Es war dunkel geworden und doch noch früh am Abend.
Alles schlief schon, ein ruhiges Haus.
Ein kleiner Junge, höchstens 7 oder 8.
Er zog sich an, die wärmsten Sachen die er hat und die großen Stiefel.
Etwas unbeholfen packte er die Schlittschuhe in seinen Rucksack, doch er schaffte es. Nur noch die Pudelmütze fehlte und die Handschuhe, aber an diesem Abend vergaß er nichts.
Es schneite ihm entgegen als er aus der Tür trat, er freute sich, er freute sich immer wenn es schneite.
Leise zog er die Haustür hinter sich zu und versuchte in die Handschuhe zu gleiten, nach einer Weile gelang es und er lief er los.
Immer mehr Flocken setzten sich auf ihn nieder während er lief, Eiskristalle bildeten sich an seinem Kragen, doch er lief.
Seichtes weiß säumte seinen Weg. Er liebte es wenn der Schnee unter den Stiefeln knirscht. Weit entfernt waren die letzten Häuser, verschwanden hinter Hügeln, das Licht wurde matter, die Welt versank in einem grauen Schleier.
Vor ihm lag der Wald. Zuerst die kleine Steigung, erste Bäume standen Spalier, suchten zu verhindern, dass der Schnee Helligkeit in ihr Reich trägt.
Seine Augen gewöhnten sich kaum an die Finsternis, zu kurz war sie, zu schnell knirschte wieder der Schnee unter seinen Füßen, zu plötzlich wiesen ihm Spuren den Weg. Ein schmaler Pfad. Aufpassen mußte er hier, damit seine Stiefel nicht schmutzig wurden, aufpassen mußte er vor den Schlammpfützen, die gelegentlich seinen Marsch zu bremsen suchten. Er lief gleichmäßig, denn er kannte sein Ziel, er wußte dass Dunkelheit vor ihm lag.


Schatten

Vielleicht war er der Einzigste an diesem Abend, der die Schwärze und die sich über ihr abzeichnenden Tannen so wahr nahm, vielleicht war er der einzigste der keine Furcht hatte, vielleicht. Vorsichtig umging der das eisige Morastloch um mit der Finsternis zu verschmelzen, die neuen Schuhe sollten einfach nicht schmutzig werden. Bäume auf der rechten, ein stummer Bach auf der linken zeigten ihm den Weg. Nichts war zu sehen, nur die Schatten, die unscheinbar hinter den Hölzern auftauchten um im selben Augenblick wieder zu verschwinden.
"Und als ich wanderte im Dunklen Tal", dachte er, er dachte nur diese Worte, diese 7 Worte, die er in einigen Jahren einmal beigebracht werden bekommt.
Er fühlt nichts dabei, denn es sind nur eine Hand voll Worte und er ist noch so klein - Schatten.
Es waren viele, doch er kannte sie, denn die Schatten sind auf der ganzen Welt gleich.
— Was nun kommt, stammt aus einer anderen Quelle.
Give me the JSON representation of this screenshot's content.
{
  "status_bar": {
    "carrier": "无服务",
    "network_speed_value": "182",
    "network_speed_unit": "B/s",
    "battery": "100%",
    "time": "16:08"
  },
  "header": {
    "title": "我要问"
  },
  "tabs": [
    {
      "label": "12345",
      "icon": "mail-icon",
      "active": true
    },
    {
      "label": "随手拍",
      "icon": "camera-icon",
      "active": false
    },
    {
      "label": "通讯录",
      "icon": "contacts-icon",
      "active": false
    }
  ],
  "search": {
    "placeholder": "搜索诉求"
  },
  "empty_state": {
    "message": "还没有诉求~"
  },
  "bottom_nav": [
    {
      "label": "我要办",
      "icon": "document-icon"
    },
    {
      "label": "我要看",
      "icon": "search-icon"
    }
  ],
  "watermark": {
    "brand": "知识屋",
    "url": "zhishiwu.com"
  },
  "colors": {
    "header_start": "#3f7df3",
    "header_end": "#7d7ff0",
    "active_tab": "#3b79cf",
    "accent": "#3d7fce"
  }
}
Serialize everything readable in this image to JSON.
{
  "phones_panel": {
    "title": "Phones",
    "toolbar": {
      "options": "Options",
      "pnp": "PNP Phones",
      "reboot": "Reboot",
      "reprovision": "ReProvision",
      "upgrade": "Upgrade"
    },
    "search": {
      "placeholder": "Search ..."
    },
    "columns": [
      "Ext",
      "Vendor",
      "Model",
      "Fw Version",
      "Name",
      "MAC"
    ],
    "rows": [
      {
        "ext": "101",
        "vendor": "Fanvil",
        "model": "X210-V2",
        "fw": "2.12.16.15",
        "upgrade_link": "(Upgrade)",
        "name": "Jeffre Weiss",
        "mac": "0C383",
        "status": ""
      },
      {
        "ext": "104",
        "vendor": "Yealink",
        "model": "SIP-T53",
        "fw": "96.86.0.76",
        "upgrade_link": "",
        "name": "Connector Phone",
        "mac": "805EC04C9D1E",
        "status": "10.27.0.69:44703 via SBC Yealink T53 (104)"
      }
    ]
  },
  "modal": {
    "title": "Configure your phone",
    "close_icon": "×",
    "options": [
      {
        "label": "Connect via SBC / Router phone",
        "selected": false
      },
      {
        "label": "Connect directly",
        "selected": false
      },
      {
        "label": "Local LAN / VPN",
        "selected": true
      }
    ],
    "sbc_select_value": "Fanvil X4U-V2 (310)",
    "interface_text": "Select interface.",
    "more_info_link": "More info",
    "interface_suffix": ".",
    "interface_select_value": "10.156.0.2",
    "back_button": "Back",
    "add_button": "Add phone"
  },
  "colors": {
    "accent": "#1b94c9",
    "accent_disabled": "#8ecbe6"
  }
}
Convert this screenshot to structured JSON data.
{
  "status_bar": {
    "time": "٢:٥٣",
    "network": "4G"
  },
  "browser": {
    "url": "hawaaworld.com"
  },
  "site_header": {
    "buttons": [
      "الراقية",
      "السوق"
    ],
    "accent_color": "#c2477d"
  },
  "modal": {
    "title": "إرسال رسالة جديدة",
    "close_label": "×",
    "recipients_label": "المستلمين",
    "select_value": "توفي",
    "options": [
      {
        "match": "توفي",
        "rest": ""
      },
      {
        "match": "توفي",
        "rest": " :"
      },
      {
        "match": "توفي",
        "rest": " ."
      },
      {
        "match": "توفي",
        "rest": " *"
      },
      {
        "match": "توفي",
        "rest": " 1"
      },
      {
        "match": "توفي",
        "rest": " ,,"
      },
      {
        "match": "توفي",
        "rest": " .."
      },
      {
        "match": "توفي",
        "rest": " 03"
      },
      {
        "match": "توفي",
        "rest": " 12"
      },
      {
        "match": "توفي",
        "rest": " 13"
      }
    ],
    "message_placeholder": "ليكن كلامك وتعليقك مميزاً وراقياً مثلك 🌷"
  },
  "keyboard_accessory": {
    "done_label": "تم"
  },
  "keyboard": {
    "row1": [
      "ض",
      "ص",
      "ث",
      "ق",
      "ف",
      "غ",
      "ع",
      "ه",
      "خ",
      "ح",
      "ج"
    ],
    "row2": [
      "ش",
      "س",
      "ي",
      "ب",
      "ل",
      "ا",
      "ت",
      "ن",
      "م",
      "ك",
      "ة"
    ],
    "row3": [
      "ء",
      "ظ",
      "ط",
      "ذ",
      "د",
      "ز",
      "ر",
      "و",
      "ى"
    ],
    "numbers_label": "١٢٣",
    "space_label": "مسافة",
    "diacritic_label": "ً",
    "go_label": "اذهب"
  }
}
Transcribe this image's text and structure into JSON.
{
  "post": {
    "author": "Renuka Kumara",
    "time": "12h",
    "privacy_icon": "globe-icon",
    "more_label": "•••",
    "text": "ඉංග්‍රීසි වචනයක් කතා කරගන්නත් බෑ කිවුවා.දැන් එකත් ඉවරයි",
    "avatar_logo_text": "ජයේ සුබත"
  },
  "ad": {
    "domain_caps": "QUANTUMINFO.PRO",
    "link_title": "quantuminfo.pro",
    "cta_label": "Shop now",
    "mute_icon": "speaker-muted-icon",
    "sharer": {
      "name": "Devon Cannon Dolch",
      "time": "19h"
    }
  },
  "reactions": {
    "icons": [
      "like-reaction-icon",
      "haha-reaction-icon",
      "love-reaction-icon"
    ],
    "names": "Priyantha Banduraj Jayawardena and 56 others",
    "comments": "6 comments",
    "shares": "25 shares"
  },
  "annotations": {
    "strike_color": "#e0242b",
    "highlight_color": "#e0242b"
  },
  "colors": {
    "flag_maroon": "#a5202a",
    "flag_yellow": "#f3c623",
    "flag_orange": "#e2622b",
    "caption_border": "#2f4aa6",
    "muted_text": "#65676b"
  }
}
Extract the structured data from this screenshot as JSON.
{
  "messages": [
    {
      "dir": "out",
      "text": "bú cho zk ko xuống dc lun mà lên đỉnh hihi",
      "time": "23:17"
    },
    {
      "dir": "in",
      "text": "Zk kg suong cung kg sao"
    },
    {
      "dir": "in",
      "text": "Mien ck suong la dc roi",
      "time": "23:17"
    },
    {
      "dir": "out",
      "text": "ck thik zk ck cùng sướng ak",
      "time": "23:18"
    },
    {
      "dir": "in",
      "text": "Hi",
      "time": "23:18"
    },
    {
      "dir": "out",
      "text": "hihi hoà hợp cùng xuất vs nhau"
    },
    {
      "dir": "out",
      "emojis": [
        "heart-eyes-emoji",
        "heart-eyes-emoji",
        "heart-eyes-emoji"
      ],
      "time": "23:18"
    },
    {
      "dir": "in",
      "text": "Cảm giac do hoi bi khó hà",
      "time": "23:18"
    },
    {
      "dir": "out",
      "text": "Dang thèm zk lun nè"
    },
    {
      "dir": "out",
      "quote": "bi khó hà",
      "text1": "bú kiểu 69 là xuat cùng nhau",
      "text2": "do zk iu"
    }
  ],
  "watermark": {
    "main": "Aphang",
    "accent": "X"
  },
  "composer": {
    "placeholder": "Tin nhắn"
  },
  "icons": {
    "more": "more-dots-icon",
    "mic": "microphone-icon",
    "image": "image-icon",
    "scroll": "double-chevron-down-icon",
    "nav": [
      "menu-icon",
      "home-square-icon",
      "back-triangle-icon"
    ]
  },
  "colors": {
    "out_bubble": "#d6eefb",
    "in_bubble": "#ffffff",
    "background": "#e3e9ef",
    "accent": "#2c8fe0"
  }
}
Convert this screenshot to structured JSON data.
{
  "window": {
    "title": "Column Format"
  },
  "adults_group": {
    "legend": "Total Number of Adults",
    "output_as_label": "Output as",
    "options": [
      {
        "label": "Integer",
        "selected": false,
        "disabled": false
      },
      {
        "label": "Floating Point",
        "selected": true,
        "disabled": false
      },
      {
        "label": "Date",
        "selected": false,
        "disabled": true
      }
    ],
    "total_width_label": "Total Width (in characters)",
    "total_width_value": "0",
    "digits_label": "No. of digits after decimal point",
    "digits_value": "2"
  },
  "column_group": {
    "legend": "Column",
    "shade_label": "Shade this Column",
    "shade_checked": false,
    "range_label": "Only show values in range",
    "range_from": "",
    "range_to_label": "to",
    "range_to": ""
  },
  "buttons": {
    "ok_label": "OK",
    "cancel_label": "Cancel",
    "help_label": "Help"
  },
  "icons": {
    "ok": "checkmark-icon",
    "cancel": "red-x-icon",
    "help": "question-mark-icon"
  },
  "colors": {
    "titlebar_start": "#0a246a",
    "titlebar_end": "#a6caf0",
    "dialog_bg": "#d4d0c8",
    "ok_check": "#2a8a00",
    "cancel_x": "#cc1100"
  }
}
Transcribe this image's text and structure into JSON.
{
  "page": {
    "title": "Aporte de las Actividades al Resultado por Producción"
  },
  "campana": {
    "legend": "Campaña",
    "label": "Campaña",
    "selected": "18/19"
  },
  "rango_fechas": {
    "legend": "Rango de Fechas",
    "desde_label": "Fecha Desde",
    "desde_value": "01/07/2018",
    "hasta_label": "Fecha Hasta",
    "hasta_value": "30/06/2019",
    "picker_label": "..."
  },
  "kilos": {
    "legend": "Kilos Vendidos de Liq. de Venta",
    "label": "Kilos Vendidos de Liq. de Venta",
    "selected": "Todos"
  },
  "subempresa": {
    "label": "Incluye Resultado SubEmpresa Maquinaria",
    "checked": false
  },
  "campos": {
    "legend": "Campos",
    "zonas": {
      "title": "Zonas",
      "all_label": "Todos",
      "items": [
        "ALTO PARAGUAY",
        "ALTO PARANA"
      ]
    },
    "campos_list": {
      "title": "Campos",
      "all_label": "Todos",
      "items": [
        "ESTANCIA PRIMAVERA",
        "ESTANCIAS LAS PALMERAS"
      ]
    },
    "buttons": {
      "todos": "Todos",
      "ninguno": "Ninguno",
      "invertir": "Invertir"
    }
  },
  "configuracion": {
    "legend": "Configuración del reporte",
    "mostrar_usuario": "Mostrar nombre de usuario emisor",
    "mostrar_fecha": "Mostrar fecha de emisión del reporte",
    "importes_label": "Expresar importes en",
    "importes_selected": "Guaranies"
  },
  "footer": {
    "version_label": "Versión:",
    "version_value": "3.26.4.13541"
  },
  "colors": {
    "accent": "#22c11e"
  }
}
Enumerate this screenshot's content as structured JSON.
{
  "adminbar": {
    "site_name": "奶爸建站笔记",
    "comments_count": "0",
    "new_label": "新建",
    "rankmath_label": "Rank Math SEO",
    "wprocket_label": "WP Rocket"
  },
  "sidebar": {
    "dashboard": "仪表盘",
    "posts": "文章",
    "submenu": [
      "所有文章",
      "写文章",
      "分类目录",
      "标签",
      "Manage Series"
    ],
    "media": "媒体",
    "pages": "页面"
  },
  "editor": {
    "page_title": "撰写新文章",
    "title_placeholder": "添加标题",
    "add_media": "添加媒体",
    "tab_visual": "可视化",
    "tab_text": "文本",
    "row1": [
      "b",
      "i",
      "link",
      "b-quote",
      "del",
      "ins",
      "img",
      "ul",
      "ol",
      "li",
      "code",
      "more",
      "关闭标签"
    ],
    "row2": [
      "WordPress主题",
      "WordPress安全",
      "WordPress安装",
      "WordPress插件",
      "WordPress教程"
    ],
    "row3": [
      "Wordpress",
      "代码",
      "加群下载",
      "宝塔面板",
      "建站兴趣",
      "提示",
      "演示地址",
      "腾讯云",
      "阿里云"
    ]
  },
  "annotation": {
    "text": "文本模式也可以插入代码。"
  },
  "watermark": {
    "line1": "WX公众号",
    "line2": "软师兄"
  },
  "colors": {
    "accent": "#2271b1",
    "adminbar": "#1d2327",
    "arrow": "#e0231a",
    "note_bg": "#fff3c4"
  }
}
Hier und da tauchten Augen auf, gelbe Augen, die scharfe Zähne erahnen lassen, Zähne die erahnen lassen was denen widerfährt, wenn sie sich aus dem Dunkel lösen. Sie zeigten sich nur schemenhaft und wichen jedem direkten Blick aus - und doch waren sie da. "Ich will euch sehen wenn ihr kommt", ging es durch seinen Kopf und so schob er den Rand seiner Pudelmütze etwas höher, sie kamen nicht. Wurzeln versuchten seine Füße zu Fall zu bringen, sie schafften es nicht. In gleichem Takt durchschritt er die Finsternis Meter um Meter, Schatten um Schatten.
Ja, auch die Schatten kannten ihn, wußten wer er war, wußten dass er viele von ihnen gezeichnet hatte in seinem kleinen Wandschrank, in seinem Bettkasten, in all den Winkeln in denen sich die Erwachsenen nicht hinein trauen, nicht fähig sind zu sehen - weil es dunkel ist.
Sie wußten alles.


Wege

Kein Wind, kein Garnichts war zu hören, nur der rieselnde Schnee und zwei saubere Stiefel.
Fast geblendet trat er aus dem Nichts in das kleine Tal, tanzende Flocken umwehten die Hügel und begleiteten ihn, selbst die Sträucher winkten, froh jeden zu sehen der das dunkle Meer verläßt.
Der Trampelpfad wuchs erst zu einem Weg, dann zu einer Steigung und schließlich zur Straße. Es war anstrengend für die kleinen Beinchen ihn zu tragen, sein linkes Knie begann zu schmerzen, doch er humpelte weiter, immer im gleichen Takt, denn es wäre nicht richtig gewesen um zu drehen, dass wußte er - nein - dass fühlte er. Es war ein friedlicher und einsamer Anblick, die Landstraße und verschneite Welt. Endlich knirschte wieder der Schnee so richtig, er liebte dieses Geräusch. Es war eine kurvenreiche Straße aber er spürte dass kein Fahrzeug kommen würde, nicht jetzt. Nur ab und zu mußte er kleinen Pfützen ausweichen - der Schuhe wegen. Gelegentlich gab es wieder ein paar Bäume, doch die Schatten waren weg. Sein Knie meldete sich gelegentlich zu Wort, nur die Schmerzen blieben stumm. Eine endlose Straße in einem endlosen Land. Der endlose Marsch zweier kleiner Füße.

Welten


Langsam, Stück für Stück rutschte ein Träger seines Rucksacks immer tiefer. Es war unangenehm aber erträglich, keine Bewegung durfte ihn vom Weg abbringen und so ließ er ihn in Ruhe.
Er kam an eine Straße, zu klein um zu verstehen, groß genug um zu fühlen. Sie war anders, färbte den Schnee orange, erhellte alles um sie herum. Nein, sie paßte nicht hierher, unwohl war ihm als er sie überquerte, Angst hatte er sie benützen zu müssen. Und selbst der Gurt seines Rucksacks hing wieder gerade.
Er kannte das Ziel, obwohl er noch nie da war, nur der Weg war ihm unklar. Etwas verloren sah er aus im Schein der Laternen.
Plötzlich bemerkte er ein Schild, fast vollständig vom Schnee bedeckt. Es hing hoch, aber er wollte lesen was da steht. Sachte kletterte er den feuchten Weidezaun empor um das kleine Holzschild frei zu kratzen, mehr tastend als lesend freute er sich einen Weg gefunden zu haben.

Zauberkraft

Es war ein schöner weg, leider gab es viele Schlammlöcher, aber auch verschneite Felder und Schienen.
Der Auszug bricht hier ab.